Last week I wrote about Florida’s love of boats. This week, it’s hooters Hooters. I’m sure it’s the same all over the U.S.A., but Hooters (the restaurants) are all over Florida. Just last week I went to Daytona for a car show, and Hooters was there selling wings, soda, and fun. Before I had even handed over my two dollars for a warm can of Diet Coke, an “I Love Hooters” sticker had been slapped on my chest. It reminded me of my favorite South Park episode in which Butters falls in love with his “RAISINS” waitress because she showers him with affection at the restaurant – at least until he ran out of tip money…
Florida is also the place where WingHouse spanked Hooters in a trade dress infringement case, so a Hooters post is definitely at home on Florida IP Trends.
As an IP attorney, I have a disease that has altered my brain into constantly scanning for trademarks – infringing or otherwise. While most people scan signs and billboards for information (such as STOP, YIELD, etc.), I’m looking for the registered trademark symbol. It’s ridiculous. If I see a somewhat-descriptive mark with the “circle R” symbol, I’ll turn to my wife and say “Must be on the Supplemental” to which she replies, “You’re a dork.” Point taken, but 9 times out of ten when I get back home and search the USPTO TESS database, I’m right.
So, imagine my udder utter delight when I saw this sign: LATIN HOOTERS. Oh yes – there is a LATIN HOOTERS restaurant on Lake Underhill Drive in Orlando. When I first saw it I got giddy with the possibility of a Hooters v. Latin Hooters fight. I have seen at least one (old) cease and desist letter sent by Hooters asking for the removal of a picture of a customer with some Hooters waitresses from a website. Surely LATIN HOOTERS is on the radar.
Well, this was all several months ago – in fact – it may have been a year since I took these pictures with my cell phone. I didn’t think much of it until today when I saw the sign again. So, I fired up the TESS database, and sure enough, LATIN HOOTERS filed a trademark application. Ouch. This is a surefire way to bring the wrath of the owner of a famous brand. It’s like mailing a letter to corporate counsel asking for them to check out your potentially infringing business. Most people don’t realize that companies with a valuable IP portfolio are actively monitoring trademark applications for potentially infringing marks. They have to – there can be legal penalties for failing to police or monitor your registered mark. Example: Ever thought about filing an application for a mark that contains the word “Monster?” Good Luck.
The word mark application is for “LatinHooter’s” (with an apostrophe), for “bar and restaurant services.” The application was filed on 5/10/2008, and an Office Action was mailed out 8/26/2008. No response has been made, but the (pro se) Applicant has until 4/26/2009 to respond. Predictably, the Office Action is a refusal to register “LatinHooter’s” based on a likelihood of confusion with one of many HOOTERS registrations, including this one for “restaurant and cocktail lounge services.”
My guess is that the application will either be abandoned or ultimately fail to mature into a registration. If the owner can somehow get around the Office Action and get the application published, I bet a WingHouse dinner that an opposition proceeding will be close behind.
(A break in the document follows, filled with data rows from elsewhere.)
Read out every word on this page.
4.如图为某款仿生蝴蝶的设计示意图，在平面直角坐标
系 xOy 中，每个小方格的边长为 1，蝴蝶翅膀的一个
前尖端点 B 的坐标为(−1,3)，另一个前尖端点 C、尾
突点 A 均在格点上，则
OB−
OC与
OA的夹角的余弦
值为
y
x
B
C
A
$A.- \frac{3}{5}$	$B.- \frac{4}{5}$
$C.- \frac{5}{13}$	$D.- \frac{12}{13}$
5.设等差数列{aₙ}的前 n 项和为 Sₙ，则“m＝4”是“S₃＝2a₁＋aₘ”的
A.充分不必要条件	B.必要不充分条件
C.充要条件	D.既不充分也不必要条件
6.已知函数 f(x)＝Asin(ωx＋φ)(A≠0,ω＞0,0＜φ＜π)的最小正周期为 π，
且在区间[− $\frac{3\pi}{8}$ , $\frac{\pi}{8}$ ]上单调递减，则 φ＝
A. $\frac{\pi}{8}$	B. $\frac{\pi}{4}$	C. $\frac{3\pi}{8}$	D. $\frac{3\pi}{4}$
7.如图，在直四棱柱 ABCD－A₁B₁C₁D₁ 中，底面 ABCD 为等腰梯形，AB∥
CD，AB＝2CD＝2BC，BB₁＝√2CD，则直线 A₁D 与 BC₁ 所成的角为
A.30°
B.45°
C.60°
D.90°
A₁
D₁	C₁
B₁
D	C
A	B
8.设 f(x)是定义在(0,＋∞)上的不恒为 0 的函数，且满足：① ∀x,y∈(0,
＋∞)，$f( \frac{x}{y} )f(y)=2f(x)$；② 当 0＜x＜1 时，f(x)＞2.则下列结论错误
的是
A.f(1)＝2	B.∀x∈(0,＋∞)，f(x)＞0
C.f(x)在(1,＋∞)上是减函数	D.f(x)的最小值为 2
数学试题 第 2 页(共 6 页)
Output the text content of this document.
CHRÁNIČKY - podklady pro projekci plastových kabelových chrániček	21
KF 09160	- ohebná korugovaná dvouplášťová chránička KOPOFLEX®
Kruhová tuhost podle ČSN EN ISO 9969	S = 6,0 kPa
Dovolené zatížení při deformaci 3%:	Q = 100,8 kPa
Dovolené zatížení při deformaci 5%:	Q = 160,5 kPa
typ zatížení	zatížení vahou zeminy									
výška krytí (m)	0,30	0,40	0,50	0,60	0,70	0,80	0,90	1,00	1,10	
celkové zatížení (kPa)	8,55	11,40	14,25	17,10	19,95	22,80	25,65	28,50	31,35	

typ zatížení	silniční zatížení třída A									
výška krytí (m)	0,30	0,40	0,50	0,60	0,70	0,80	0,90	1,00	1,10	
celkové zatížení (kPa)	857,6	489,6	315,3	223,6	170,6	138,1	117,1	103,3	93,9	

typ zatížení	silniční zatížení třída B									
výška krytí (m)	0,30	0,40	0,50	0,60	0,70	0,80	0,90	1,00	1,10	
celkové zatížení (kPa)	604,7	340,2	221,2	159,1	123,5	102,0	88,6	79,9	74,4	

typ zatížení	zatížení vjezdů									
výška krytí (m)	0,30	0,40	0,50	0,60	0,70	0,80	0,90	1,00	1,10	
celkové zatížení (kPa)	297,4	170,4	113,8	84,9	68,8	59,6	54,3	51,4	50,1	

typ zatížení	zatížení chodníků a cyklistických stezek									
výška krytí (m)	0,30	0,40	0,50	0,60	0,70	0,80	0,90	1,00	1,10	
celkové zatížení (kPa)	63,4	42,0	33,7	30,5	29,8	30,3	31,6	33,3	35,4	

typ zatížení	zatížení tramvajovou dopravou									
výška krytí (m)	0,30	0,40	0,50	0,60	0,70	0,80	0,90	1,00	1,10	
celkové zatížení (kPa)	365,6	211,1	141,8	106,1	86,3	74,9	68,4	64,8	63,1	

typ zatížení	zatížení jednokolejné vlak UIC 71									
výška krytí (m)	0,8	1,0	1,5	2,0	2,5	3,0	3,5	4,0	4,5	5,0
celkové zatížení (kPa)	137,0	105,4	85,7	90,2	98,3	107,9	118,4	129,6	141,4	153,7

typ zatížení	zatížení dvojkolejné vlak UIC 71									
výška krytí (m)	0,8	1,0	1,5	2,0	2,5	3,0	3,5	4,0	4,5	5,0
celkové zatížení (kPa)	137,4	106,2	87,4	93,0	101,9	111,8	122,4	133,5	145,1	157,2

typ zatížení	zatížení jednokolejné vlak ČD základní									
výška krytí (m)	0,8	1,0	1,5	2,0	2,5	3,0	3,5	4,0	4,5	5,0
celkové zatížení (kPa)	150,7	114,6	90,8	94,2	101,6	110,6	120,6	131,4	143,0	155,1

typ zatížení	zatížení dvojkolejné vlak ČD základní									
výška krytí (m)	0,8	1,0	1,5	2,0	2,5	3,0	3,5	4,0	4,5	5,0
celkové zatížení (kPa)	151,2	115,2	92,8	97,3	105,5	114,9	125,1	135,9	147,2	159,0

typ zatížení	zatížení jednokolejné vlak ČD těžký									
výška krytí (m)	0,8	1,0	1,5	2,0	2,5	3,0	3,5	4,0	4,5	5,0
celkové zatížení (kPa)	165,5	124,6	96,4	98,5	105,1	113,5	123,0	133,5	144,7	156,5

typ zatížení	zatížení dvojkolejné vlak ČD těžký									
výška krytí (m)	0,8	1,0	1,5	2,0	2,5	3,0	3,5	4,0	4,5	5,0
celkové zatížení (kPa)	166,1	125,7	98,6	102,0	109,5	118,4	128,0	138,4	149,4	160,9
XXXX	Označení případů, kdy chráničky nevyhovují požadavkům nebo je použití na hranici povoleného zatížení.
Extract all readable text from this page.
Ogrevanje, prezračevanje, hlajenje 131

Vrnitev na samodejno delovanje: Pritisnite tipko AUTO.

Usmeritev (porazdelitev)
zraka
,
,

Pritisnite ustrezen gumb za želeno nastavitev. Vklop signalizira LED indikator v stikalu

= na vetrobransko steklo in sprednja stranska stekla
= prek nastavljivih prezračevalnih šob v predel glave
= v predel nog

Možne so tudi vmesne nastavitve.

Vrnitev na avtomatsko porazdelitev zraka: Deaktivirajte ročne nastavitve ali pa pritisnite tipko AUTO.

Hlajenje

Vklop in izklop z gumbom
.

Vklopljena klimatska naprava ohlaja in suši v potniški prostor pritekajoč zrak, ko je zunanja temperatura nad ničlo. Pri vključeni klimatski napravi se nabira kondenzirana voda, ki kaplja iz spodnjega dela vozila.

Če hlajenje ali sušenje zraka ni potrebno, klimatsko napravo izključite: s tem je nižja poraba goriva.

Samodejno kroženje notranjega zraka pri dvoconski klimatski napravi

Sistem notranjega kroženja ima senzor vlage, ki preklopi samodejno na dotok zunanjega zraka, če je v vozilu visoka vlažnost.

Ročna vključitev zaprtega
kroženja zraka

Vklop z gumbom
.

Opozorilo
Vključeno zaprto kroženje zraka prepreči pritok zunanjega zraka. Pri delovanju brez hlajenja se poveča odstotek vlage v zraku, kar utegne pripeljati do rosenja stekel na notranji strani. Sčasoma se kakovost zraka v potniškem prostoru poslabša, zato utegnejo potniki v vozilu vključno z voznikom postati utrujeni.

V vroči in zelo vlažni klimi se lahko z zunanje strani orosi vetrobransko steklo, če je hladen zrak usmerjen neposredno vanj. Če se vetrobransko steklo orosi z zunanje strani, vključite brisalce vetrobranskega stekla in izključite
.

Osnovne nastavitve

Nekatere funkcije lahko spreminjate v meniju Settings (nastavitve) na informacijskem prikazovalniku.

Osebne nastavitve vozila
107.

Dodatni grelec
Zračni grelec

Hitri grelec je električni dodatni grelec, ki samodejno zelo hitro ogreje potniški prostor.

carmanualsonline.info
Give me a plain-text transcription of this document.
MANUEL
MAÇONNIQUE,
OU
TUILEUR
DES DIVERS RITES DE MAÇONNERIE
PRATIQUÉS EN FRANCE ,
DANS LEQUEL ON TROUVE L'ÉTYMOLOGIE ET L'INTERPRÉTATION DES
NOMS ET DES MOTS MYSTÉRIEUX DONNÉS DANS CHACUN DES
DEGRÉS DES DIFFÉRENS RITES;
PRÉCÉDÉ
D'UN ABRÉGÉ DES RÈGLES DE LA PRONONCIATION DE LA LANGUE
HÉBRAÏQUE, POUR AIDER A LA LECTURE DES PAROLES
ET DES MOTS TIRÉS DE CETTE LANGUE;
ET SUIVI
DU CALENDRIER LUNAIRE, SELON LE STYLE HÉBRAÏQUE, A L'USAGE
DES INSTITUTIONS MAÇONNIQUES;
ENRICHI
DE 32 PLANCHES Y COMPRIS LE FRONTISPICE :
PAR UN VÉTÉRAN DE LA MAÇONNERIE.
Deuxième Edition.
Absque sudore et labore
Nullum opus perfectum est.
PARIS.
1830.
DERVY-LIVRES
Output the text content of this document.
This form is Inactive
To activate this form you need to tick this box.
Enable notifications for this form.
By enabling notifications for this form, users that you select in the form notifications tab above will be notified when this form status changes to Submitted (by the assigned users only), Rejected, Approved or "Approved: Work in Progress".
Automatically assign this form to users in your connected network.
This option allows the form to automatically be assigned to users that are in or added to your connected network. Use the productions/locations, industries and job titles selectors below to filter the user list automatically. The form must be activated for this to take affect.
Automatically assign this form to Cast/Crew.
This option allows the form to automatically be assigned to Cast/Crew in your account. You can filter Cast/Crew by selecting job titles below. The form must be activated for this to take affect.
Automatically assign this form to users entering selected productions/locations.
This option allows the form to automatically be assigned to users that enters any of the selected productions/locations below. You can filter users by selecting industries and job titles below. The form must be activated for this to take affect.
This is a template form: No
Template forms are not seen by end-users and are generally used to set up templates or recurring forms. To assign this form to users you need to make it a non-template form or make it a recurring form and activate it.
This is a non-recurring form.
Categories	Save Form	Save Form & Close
So, aside from the PTO issues, if LATIN HOOTERS continues to use the business name, what might happen? Obviously, trademark infringement is a viable claim. As the Examining Attorney wrote in the Office Action:
HOOTERS is a well known mark for restaurants and bars. LATINHOOTERS[sic] looks like a natural expansion of the HOOTERS chain into the Latin market. Consumers would likely think the services are from the same party or related entities.
However, I’m more interested in a dilution claim. The Trademark Dilution Revision Act clarified the standard for determining whether a mark is “famous” for purposes of dilution, and the Act also clarified that the dilution standard is a likelihood of dilution and not actual dilution. My initial reaction is that Hooters would be able to prove fame and a likelihood of dilution – by blurring and possibly tarnishment. I’ll continue to watch the “LatinHooter’s” trademark application and also keep an eye out for any court filings. If something comes up, I’ll further explore the claims and write another entry.
Until then, whether you like “regular” Hooters or Latin Hooters, there’s a place for you in sunny Orlando.